A mí no me parece mal que Pedro Sánchez haya aparecido en el mitin de presidenciable con una gran bandera con la que tengo problemas de identificación emocional: es monárquica, aunque ya no sea facha. Aún así, es la bandera del país que me da el pasaporte (para poder escapar) y, por otra parte, los nacionalistas catalanes se gastan paños, percalinas, de la extensión de El Maresme, mientras el candidato del PSOE forma, con su esposa rubia, una candidatura al estilo de Al Gore, pero en más interesante: Sánchez es un moreno de verde luna y los anglos dan en lechosos y papuditos „un guapo de verdad, Paul Newman, era judío y Obama, mestizo„ aunque lo más inteligente acerca de banderas ha sido dicho por Joan Ribó: «Traed la que más os guste».

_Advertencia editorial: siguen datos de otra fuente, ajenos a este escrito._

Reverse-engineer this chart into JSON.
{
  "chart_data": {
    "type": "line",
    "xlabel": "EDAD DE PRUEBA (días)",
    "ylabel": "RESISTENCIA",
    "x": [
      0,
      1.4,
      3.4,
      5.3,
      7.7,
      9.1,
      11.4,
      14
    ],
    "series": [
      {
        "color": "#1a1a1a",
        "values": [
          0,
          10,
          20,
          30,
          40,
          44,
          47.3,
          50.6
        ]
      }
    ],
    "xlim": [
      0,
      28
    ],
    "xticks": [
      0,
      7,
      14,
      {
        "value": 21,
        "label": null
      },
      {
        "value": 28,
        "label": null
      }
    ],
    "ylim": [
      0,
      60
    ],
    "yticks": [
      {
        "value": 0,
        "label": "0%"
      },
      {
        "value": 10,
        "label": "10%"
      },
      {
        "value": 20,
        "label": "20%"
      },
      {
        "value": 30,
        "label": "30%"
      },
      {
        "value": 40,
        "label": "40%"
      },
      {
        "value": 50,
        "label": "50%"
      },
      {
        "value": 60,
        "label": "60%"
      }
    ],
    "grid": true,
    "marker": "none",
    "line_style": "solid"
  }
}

Si Cameron puede aparecer bajo una Union Jack y Hollande bajo la tricolor, no sé por qué la bandera española vigente va a ser mejor o peor. La historia de todas ellas es bastante azarosa y todas han amparado considerables tropelías, mayores cuantos más años de servicio.

Así pues, no hay que tener ni miedo ni vergüenza ante una bandera que representa, de facto, si no por tradición, valores democráticos, y eso incluye, por supuesto, a la ikurriña y a la bandera del Real Betis Balompié. De hecho, una de las muestras de inteligencia política en su grado más alto la ofreció Santiago Carrillo, el comunista de hace mil años, al aceptar la bandera monárquica. Y eso que había visto morir a miles de camaradas en guerra contra esa insignia, pero no peleaban por eso, sino por otras cosas mucho más importantes.

Un nacionalista es un señor que me da un ruido en vez de una razón: yo también me tiro pedos, pero eso no me parece algo de lo que sentirse orgulloso.